Partiamo da Woody Allen, l'emblema della nevrosi, della paranoia e del cinismo, annoverato tra i più celebri umoristi dell'epoca moderna.. perché ha tanto successo questo modo di porsi? Non parlo dei film, parlo proprio del regista. Arriviamo poi a una serie TV piuttosto recente, Don't trust the bitch in apartment 23 (Non fidarti della stronza dell'interno 23): delle due protagoniste, la bitch del titolo, cinica, egoista e newyorkese è quella che vince sempre, è quella che fa ridere, a discapito della coinquilina paesanotta naive piena di buone intenzioni. Arriviamo alla vita "reale", virgolettato perché i miei campioni sono visibili con maggior chiarezza su Facebook. Le persone felici non se le fila nessuno, o meglio.. i post/sfoghi/foto/ecc.. più visti/commentati/piaciuti (con l'apposito like button) sono quelli in cui ci si lamenta del mondo/vita/persone/ecc.. Siamo tutti empatici? Questo flusso di pensieri è stato scaturito, in particolare, dall'attenta analisi di alcuni/e conoscenti che riuscirebbero a lamentarsi anche se vincessero alla lotteria! Giuro!!!
Ho finito gli esami.. Ora viene il peggio, devo smazzarmi sulla tesi... Ho consegnato la tesi.. Oddio che ansia, devo organizzare il discorso... Mi sono laureato/a.. Oddio, non troverò mai lavoro... C'è la possibilità di andare a lavorare all'estero.. Oddio non mi prenderanno mai, faccio troppo schifo... Mi hanno preso.. Oddio, devo trasferirmi... Inizio a lavorare.. Uffa, questo lavoro mi distrugge... Odio il mio lavoro, stavo meglio a casa mia.. Che bello torno a casa, i mesi di lavoro sono finiti... Sono tornato/a a casa, certo che all'estero si stava meglio.. Uffa, non trovo lavoro...
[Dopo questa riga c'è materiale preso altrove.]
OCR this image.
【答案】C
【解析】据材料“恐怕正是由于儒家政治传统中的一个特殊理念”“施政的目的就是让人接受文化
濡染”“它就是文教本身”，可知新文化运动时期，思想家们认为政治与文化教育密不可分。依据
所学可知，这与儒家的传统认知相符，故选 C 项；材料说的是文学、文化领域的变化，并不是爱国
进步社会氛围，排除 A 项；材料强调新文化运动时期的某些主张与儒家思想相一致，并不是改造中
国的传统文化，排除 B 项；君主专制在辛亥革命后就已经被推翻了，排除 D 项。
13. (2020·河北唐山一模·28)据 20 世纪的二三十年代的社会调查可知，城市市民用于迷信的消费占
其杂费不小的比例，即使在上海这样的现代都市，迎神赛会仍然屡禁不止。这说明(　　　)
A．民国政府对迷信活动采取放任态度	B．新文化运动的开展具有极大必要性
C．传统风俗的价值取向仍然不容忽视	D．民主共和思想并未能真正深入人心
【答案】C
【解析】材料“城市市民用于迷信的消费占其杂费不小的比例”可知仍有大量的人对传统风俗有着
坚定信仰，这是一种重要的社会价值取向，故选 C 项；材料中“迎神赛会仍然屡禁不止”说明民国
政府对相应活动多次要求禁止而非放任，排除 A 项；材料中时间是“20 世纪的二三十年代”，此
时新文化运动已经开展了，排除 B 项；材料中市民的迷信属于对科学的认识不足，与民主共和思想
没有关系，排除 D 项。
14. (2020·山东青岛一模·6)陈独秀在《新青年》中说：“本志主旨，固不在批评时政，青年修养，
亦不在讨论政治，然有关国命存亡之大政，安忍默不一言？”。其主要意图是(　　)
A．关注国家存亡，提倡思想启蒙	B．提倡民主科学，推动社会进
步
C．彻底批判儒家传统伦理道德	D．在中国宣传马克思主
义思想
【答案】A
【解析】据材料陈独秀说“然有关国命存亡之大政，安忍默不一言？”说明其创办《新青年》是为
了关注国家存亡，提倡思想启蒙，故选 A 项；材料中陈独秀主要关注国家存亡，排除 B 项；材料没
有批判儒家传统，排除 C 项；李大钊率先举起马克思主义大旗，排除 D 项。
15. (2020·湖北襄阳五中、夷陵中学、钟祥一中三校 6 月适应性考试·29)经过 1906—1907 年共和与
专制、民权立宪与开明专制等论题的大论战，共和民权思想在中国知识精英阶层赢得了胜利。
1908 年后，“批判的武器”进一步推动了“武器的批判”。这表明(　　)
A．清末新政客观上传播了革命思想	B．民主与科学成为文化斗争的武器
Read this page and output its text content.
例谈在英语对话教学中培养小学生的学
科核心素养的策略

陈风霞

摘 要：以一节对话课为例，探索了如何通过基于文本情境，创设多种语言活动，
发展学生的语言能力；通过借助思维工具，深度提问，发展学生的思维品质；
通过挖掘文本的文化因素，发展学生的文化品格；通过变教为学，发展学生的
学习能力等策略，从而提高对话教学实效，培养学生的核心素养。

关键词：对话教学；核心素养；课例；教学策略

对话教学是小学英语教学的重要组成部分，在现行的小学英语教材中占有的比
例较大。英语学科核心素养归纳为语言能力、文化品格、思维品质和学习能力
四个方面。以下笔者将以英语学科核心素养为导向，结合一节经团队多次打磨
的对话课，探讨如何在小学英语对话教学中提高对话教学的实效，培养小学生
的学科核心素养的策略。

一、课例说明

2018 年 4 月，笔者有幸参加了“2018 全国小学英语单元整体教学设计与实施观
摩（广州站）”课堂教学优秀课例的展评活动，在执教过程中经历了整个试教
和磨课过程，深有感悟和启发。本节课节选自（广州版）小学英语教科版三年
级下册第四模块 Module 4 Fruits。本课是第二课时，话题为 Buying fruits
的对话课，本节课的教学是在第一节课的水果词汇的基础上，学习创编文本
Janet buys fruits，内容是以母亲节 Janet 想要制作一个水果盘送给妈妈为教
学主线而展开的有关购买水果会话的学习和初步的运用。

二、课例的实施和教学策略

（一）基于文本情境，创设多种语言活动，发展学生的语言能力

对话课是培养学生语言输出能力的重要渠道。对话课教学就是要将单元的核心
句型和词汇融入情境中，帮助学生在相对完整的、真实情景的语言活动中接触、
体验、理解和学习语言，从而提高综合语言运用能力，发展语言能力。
E ogni nuovo aggiornamento, sempre più mi chiedo... WTF?!! Non riesci proprio a fermarti un momento e sentirti felice? O se non felice, grato/a per le possibilità che ti offre la vita? No, fa sempre tutto schifo. E io lo capisco, lo capisco bene. Lo capisco perché fino al 14 novembre 2010 anche io ragionavo così.
La vita fa schifo, il mondo fa schifo, ce l'hanno tutti con me, non farò mai nulla.. poi una mattina, il giorno in cui ho compiuto 23 anni (il numero 23 nella Smorfia indica "lo scemo", ma devo dissentire!) mi sono guardata allo specchio e ho realizzato che ero riuscita a fare avverare tutta la negatività che mi ero cucita addosso. E non ne potevo più. Quel giorno ho deciso che volevo essere felice, e tanto è bastato. Ho dovuto faticare qualche mese per rivoluzionare il mio piccolo mondo, ma ci sono riuscita. Io sono felice. Magari non tutto il giorno tutti i giorni, ma ogni giorno posso dire di essere felice. Non ci vuole nulla, basta deciderlo. E le persone che mi hanno conosciuta e frequentata durate l'adolescenza stentano a crederlo, perché io ero quella malinconica. Ovviamente ogni tanto ho delle ricadute, ma riesco a rimettermi in sesto facilmente. Io mi ricordo che vuol dire. Come si puo' far aprire gli occhi agli altri? Come si puo' spiegare che essere felici è bello? Sembra assurdo dover convincere qualcuno di una cosa tanto banale, no? E invece... qui sembra che se sei triste, cinico e pessimista sei una persona profonda e che merita il massimo dell'attenzione. Se invece sei allegro e ottimista, sembri superficiale. Perché??! Guardate le cose per quello che sono, mettetevi nella giusta prospettiva!
La vita è meravigliosa, se permettete che lo sia.